The primate visual system offers unprecedented opportunities for investigating the neural basis of cognition. Even the simplest visual discrimination task requires processing of sensory signals, formation of a decision, and orchestration of a motor response. With our extensive knowledge of the primate visual and oculomotor systems as a base, it is now possible to investigate the neural basis of simple visual decisions that link sensation to action. Here we describe an initial study of neural responses in the lateral intraparietal area (LIP) of the cerebral cortex while alert monkeys discriminated the direction of motion in a visual display. A subset of LIP neurons carried high-level signals that may comprise a neural correlate of the decision process in our task. These signals are neither sensory nor motor in the strictest sense; rather they appear to reflect integration of sensory signals toward a decision appropriate for guiding movement.
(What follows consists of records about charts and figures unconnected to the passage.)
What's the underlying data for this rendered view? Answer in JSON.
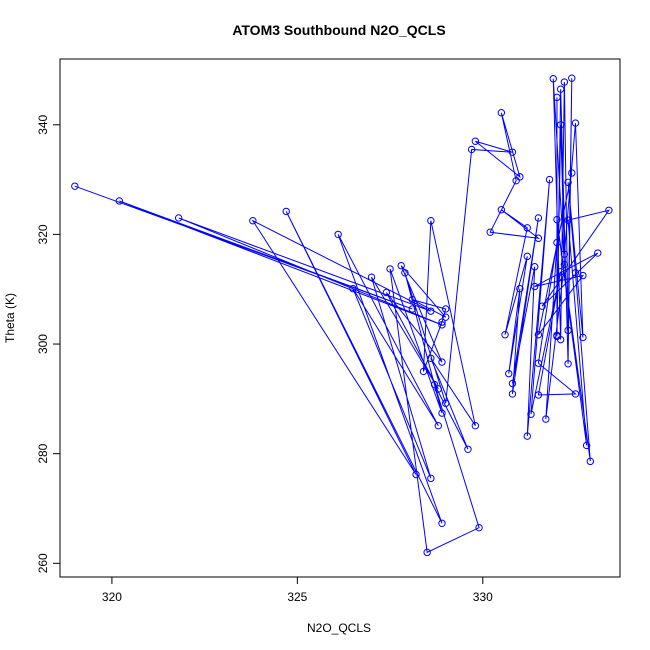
{
  "chart_data": {
    "type": "line",
    "title": "ATOM3 Southbound N2O_QCLS",
    "xlabel": "N2O_QCLS",
    "ylabel": "Theta (K)",
    "xlim": [
      318.6,
      333.7
    ],
    "ylim": [
      257.5,
      352.0
    ],
    "x_ticks": [
      320,
      325,
      330
    ],
    "y_ticks": [
      260,
      280,
      300,
      320,
      340
    ],
    "grid": false,
    "legend": "none",
    "markers": "open-circle",
    "series": [
      {
        "color": "#0000ff",
        "points": [
          [
            319.0,
            328.8
          ],
          [
            328.1,
            306.4
          ],
          [
            320.2,
            326.1
          ],
          [
            328.9,
            303.5
          ],
          [
            321.8,
            323.0
          ],
          [
            328.6,
            306.0
          ],
          [
            323.8,
            322.5
          ],
          [
            328.2,
            276.2
          ],
          [
            324.7,
            324.2
          ],
          [
            328.9,
            267.3
          ],
          [
            326.1,
            320.0
          ],
          [
            328.8,
            285.1
          ],
          [
            326.5,
            310.1
          ],
          [
            328.6,
            275.5
          ],
          [
            327.0,
            312.2
          ],
          [
            328.8,
            291.8
          ],
          [
            327.4,
            309.4
          ],
          [
            328.9,
            296.7
          ],
          [
            327.8,
            314.3
          ],
          [
            329.0,
            304.9
          ],
          [
            328.1,
            308.1
          ],
          [
            329.0,
            306.4
          ],
          [
            328.9,
            304.0
          ],
          [
            328.4,
            295.0
          ],
          [
            328.6,
            322.5
          ],
          [
            329.8,
            285.1
          ],
          [
            328.6,
            297.4
          ],
          [
            329.6,
            280.8
          ],
          [
            328.7,
            292.6
          ],
          [
            329.9,
            266.5
          ],
          [
            328.5,
            262.0
          ],
          [
            327.5,
            313.7
          ],
          [
            328.9,
            287.4
          ],
          [
            327.9,
            313.0
          ],
          [
            329.0,
            289.2
          ],
          [
            329.7,
            335.5
          ],
          [
            330.8,
            335.0
          ],
          [
            329.8,
            337.0
          ],
          [
            331.0,
            330.5
          ],
          [
            330.5,
            342.2
          ],
          [
            330.9,
            329.8
          ],
          [
            330.2,
            320.4
          ],
          [
            331.5,
            319.3
          ],
          [
            330.5,
            324.5
          ],
          [
            331.2,
            321.2
          ],
          [
            330.6,
            301.7
          ],
          [
            331.2,
            316.0
          ],
          [
            330.7,
            294.6
          ],
          [
            331.0,
            310.1
          ],
          [
            330.8,
            290.9
          ],
          [
            331.5,
            323.0
          ],
          [
            330.8,
            292.8
          ],
          [
            331.4,
            314.1
          ],
          [
            331.2,
            283.2
          ],
          [
            331.8,
            330.0
          ],
          [
            331.3,
            287.2
          ],
          [
            332.1,
            313.2
          ],
          [
            331.5,
            290.7
          ],
          [
            332.5,
            290.9
          ],
          [
            331.5,
            296.5
          ],
          [
            332.0,
            318.5
          ],
          [
            331.7,
            286.3
          ],
          [
            332.2,
            314.5
          ],
          [
            331.9,
            348.4
          ],
          [
            332.1,
            300.8
          ],
          [
            332.2,
            347.8
          ],
          [
            332.3,
            302.5
          ],
          [
            332.4,
            348.5
          ],
          [
            332.3,
            296.4
          ],
          [
            332.1,
            346.5
          ],
          [
            332.0,
            301.6
          ],
          [
            332.0,
            345.0
          ],
          [
            332.0,
            301.4
          ],
          [
            332.1,
            340.0
          ],
          [
            332.2,
            316.4
          ],
          [
            332.5,
            340.3
          ],
          [
            332.7,
            301.2
          ],
          [
            332.3,
            329.5
          ],
          [
            332.5,
            313.0
          ],
          [
            332.9,
            278.6
          ],
          [
            332.0,
            322.7
          ],
          [
            332.8,
            281.5
          ],
          [
            332.3,
            322.6
          ],
          [
            333.4,
            324.4
          ],
          [
            331.6,
            306.9
          ],
          [
            333.1,
            316.6
          ],
          [
            331.4,
            310.5
          ],
          [
            332.7,
            312.5
          ],
          [
            331.5,
            301.7
          ],
          [
            332.4,
            331.2
          ]
        ]
      }
    ]
  }
}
If this ultimately proves to be the case, several fascinating issues in cognitive neuroscience will be brought under rigorous physiological scrutiny.

Visual motion perception.

The primate visual motion system performs numerous functions essential for survival in a dynamic visual world. Prominent among these functions is the ability to recover and represent the trajectories of objects in a form that facilitates behavioral responses to those movements. The first step toward this goal, which consists of detecting the displacement of retinal image features, has been studied for many years in both psychophysical and neurobiological experiments. Evidence indicates that achievement of this step is computationally straightforward and occurs at the earliest cortical stage. The second step involves the selective integration of retinal motion signals according to the object of origin. Realization of this step is computationally demanding, as the solution is formally underconstrained. It must rely--by definition--upon utilization of retinal cues that are indicative of the spatial relationships within and between objects in the visual scene. Psychophysical experiments have documented this dependence and suggested mechanisms by which it may be achieved. Neurophysiological experiments have provided evidence for a neural substrate that may underlie this selective motion signal integration. Together they paint a coherent portrait of the means by which retinal image motion gives rise to our perceptual experience of moving objects.